The standards limit the total lead content in paints, varnishes and related products to 90 parts per million liters.
A study by Centre for Environment Justice and Development mid last year found that 69 percent of 51 analyzed solvent-based paints for home use contained lead levels way above the United Nations Environment Program recommended threshold of 90 parts per million liters.
It is against this backdrop that the government has gazetted the compulsory standards on lead paints which has seen Kenya join the US, Cameroon and the Philippines in putting strict restrictions on lead paints in line with the global goal of eliminating lead paints by the year 2020.
The Centre for Environment Justice and Development Executive Director Griffins Ochieng says: “The new standards will not only control lead paints in Kenya, but will directly protect intelligence of Kenyan children. Lead exposure affects children even at low levels, and its health impacts are generally irreversible and lifelong.”
Lead exposure is estimated to account for 143,000 deaths every year most of who are in developing countries.

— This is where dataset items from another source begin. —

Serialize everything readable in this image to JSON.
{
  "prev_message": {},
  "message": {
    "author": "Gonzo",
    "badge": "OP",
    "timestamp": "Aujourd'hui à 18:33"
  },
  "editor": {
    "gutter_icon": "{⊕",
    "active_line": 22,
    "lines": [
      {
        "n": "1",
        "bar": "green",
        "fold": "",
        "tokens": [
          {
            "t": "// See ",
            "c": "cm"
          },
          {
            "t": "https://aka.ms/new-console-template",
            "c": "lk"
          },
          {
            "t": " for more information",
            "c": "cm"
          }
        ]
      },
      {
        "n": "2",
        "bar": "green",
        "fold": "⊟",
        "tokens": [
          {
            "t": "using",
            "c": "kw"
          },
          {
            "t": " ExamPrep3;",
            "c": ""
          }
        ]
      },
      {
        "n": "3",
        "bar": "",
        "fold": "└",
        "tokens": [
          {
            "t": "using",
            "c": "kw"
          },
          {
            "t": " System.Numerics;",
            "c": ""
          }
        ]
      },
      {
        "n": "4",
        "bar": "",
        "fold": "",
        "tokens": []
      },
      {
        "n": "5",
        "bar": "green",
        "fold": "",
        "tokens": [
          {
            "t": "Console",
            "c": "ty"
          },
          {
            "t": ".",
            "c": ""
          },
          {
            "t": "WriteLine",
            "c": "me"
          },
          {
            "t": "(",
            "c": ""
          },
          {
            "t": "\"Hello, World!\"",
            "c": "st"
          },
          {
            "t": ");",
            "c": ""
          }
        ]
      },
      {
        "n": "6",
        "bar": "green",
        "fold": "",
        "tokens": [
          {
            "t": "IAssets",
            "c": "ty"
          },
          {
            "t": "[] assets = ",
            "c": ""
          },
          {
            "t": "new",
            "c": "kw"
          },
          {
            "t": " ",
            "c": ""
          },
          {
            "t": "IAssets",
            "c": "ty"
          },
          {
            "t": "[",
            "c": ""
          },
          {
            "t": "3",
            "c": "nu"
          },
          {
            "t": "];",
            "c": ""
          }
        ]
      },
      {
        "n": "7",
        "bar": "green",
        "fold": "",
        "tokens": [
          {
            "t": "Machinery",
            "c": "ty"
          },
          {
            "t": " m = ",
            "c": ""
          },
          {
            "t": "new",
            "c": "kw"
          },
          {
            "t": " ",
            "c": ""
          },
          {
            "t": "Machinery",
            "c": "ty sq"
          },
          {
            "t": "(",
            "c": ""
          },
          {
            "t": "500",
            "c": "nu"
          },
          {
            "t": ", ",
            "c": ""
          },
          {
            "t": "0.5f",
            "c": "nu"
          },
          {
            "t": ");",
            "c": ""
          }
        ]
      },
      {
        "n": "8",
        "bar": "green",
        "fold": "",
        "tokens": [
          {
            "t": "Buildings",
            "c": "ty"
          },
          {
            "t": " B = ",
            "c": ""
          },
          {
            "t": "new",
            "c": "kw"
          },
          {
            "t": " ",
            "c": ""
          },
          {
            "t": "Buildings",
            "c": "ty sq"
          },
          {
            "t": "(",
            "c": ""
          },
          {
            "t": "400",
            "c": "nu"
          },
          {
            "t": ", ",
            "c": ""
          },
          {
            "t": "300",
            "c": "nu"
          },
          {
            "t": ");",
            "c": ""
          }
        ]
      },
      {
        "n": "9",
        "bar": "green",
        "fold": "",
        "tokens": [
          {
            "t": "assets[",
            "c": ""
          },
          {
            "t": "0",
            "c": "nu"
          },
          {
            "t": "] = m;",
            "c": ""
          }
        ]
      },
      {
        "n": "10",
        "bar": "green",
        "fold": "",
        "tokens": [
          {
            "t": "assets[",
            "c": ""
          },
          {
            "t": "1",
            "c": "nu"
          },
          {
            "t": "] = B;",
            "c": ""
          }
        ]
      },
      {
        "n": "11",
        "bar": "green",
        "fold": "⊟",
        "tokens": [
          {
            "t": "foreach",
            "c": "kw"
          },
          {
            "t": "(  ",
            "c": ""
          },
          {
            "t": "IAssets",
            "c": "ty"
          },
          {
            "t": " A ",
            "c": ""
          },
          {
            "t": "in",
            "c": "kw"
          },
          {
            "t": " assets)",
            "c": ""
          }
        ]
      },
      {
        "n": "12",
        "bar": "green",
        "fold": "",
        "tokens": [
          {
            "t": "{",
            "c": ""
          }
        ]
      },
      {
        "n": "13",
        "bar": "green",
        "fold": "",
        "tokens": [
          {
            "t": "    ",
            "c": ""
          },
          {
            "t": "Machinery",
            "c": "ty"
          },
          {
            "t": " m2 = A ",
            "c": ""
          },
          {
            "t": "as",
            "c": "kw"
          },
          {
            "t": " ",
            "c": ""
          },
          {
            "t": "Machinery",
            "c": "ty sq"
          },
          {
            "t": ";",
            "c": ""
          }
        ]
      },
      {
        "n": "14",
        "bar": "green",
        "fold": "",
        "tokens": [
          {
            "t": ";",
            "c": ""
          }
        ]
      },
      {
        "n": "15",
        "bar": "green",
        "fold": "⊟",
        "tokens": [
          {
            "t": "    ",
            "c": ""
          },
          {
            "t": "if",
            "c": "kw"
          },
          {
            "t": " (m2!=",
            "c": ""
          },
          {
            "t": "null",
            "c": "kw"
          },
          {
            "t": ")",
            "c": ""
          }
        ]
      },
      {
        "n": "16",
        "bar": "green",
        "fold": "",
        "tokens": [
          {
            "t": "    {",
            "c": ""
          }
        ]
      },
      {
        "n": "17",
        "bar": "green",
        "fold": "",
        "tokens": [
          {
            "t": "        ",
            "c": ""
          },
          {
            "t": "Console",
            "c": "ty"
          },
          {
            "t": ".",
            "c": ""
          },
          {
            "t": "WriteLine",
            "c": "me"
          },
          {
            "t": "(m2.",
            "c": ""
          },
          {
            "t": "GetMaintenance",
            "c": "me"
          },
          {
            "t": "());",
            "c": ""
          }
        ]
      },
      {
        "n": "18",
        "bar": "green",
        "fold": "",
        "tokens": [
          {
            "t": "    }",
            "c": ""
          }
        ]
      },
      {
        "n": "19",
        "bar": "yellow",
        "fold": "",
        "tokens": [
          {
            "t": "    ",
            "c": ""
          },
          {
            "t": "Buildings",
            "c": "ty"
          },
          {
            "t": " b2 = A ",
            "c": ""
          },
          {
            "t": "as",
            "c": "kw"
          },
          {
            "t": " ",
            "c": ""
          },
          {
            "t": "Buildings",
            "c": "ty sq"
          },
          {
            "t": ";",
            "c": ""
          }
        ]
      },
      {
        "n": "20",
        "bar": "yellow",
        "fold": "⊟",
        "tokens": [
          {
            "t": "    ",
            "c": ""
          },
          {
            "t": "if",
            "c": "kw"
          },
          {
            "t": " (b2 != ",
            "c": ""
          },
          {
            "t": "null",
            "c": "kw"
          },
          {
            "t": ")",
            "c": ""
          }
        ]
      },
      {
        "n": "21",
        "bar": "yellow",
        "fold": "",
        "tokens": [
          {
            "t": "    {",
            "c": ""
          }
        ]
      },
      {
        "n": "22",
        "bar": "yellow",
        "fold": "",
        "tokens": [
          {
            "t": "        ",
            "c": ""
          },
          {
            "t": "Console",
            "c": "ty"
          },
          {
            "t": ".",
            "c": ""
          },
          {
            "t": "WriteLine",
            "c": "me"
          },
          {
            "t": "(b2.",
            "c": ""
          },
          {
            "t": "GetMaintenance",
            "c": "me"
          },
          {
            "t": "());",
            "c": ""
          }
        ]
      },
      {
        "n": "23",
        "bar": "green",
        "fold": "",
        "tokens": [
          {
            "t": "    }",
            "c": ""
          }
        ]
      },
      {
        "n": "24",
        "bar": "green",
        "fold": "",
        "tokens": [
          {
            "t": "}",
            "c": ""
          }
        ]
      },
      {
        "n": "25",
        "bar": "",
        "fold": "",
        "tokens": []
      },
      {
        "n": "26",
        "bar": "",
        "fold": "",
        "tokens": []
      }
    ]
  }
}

Ochieng says: “We applaud the government for this action; however the effective implementation of this standard remains the most critical action to help protect the intellectual development of our children and thus secure our country’s future intellectual capacity.”
Environmentalists say children inhale or digest the lead from the paints once they wear off which according to the World Health Organization is a major source of lead-caused mental retardation that is among the top ten diseases whose health burden was due to modifiable environmental factors.